Italy Leads Surge in Europe Sovereign Default Risk Amid Berlusconi Concern

Italy led an increase in the cost of insuring European sovereign debt on concern Prime Minister Silvio Berlusconi’s government is collapsing as he faces a parliamentary budget vote tomorrow.

Credit-default swaps on Italy climbed 13 basis points to 506 at 1 p.m. in London, approaching the record 534 set Sept. 22, according to CMA. The Markit iTraxx SovX Western Europe Index of swaps on 15 governments rose five basis points to 328. An increase signals deteriorating perceptions of credit quality.

Italian 10-year borrowing costs surged to a euro-era record as the focus shifted from Greece after Prime Minister George Papandreou agreed to step down to create a new unity government. Investors are betting Berlusconi may be forced to resign if he fails to win majority support in tomorrow’s vote.

“With Greece temporarily off the market agenda, we fully expect Italy to fill that void this week,” said Harpreet Parhar, a strategist at Credit Agricole SA in London. “The turning point required may be for Berlusconi to do the decent thing and step down.”

Berlusconi lost the initial vote on the 2010 budget report last month, sparking calls for him to step down. Giuliano Ferrara, editor of newspaper Il Foglio and a former spokesman for Berlusconi, reported today that the prime minister may step down within hours and push for early elections.

Berlusconi said yesterday he’s confident he has a majority after two allied lawmakers defected to the opposition and a third quit, and that he aims to complete his mandate through 2013. He has vowed to continue the “battle” and said he won’t resign.

Bond Yields

Yields on Italy’s bonds rose even as the European Central Bank bought the securities.
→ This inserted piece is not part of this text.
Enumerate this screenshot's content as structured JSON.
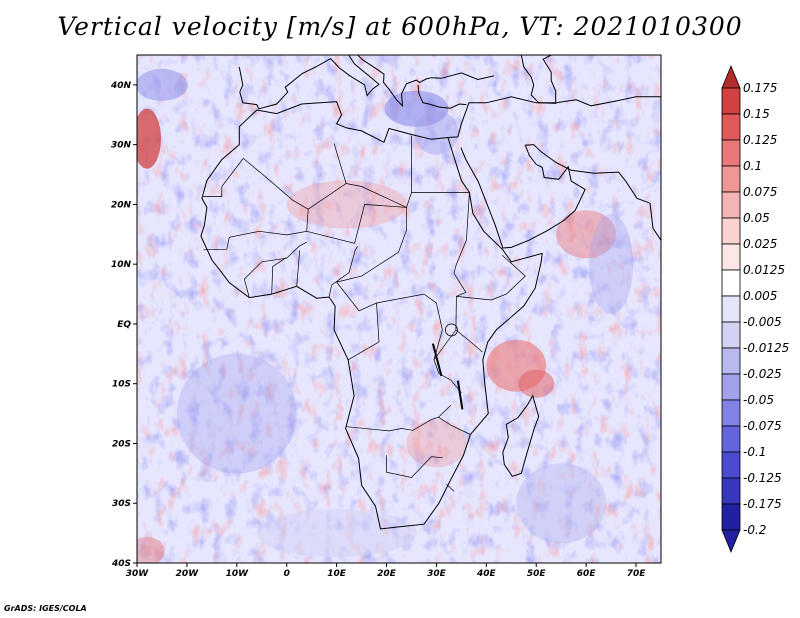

Italy’s 10-year borrowing costs have soared to 473 basis points more than German bunds, the benchmark for Europe. Germany is able to borrow at a yield of 1.8 percent for 10 years, less than a third of Italy’s 6.52 percent.

A new Greek government will be formed to secure international aid and avert default as European finance chiefs meet in Brussels today to work on details of a plan to expand the region’s bailout fund.

Credit-default swaps on Belgium climbed six basis points to 286, France rose three to 181, Germany increased one to 87 and Portugal was 10 higher at 1,047 CMA prices show.

Italian companies also led an increase in the cost of insuring corporate debt. Swaps on energy company ENI SpA jumped 39 basis points to 189, Compagnie Industriale Riunite SpA, which owns daily la Repubblica, soared 93 to 868 and Finmeccanica SpA rose 37 to 430, CMA prices show.

Crossover Index

Contracts on the Markit iTraxx Crossover Index of 50 companies with mostly high-yield credit ratings increased 11 basis points to 725.5, according to JPMorgan Chase & Co.

The Markit iTraxx Europe Index of 125 companies with investment-grade ratings rose 1.5 basis points to 175 basis points. The Markit iTraxx Financial Index linked to senior debt of 25 banks and insurers increased six basis points to 251.5 and the subordinated index climbed 10 to 470.

A basis point on a credit-default swap protecting 10 million euros ($13.7 million) of debt from default for five years is equivalent to 1,000 euros a year. Swaps pay the buyer face value in exchange for the underlying securities or the cash equivalent should a borrower fail to adhere to its debt agreements.